CGU’s GWP declined by 1.8% compared to the previous year, reflecting our commitment to maintaining disciplined pricing. Targeted rate increases have resulted in a loss of some business, however, we believe we have a responsibility to continue to price insurance at sustainable levels rather than underpricing those risks.
Winning new business in this environment was very difficult, but CGU’s ongoing focus on customer relationships has supported retention rates, which remained steady at around 80%.
Profitability continued to be supported by prior years’ claims reserve releases, although at lower levels than last year. Our insurance margin reduced by 2.0% for the year, reflecting declining GWP, lower reserve releases and widening credit spreads.
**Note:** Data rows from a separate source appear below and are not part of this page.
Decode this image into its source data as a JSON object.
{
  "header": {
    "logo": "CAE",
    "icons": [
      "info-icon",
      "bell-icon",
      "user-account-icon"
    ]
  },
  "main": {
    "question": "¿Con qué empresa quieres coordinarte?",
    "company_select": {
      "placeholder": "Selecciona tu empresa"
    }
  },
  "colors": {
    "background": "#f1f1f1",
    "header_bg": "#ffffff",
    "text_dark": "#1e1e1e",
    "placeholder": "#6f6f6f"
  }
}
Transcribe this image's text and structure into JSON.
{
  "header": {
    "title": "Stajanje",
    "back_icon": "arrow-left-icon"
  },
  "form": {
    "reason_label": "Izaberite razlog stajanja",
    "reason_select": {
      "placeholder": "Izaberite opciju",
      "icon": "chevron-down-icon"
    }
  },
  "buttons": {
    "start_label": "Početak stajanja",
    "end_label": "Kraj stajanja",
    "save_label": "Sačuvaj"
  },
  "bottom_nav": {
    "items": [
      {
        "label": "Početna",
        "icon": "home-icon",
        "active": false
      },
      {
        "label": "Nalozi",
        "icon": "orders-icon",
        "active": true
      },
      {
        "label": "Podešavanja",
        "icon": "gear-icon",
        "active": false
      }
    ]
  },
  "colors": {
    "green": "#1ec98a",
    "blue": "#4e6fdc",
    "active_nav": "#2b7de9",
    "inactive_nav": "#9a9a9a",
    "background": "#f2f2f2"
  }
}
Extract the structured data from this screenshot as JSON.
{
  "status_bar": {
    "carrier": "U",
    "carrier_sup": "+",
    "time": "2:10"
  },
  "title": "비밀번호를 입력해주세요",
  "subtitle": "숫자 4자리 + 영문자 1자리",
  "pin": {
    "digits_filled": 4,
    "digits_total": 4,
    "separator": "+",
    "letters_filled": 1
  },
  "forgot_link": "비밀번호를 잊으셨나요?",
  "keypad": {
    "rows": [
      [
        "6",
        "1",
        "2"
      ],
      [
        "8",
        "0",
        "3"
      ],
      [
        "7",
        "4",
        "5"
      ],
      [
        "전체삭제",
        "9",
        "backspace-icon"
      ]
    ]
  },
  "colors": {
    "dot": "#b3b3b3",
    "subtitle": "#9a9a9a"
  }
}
However, the underlying performance is beginning to improve through a focus on profit rather than growth, strict control of expenses and productivity improvements. We also continued to introduce initiatives to differentiate CGU through innovative products and services, such as Right Cover (see case study).
Outlook for 2009
GWP growth is expected to remain flat for the coming year as we focus on restoring profitability rather than pursuing unprofitable market share.
The underlying insurance margin is expected to improve as we realise the benefits of targeted rate increases and efficiency initiatives, which will help us deliver a portion of the Group’s $130 million annual savings (before tax).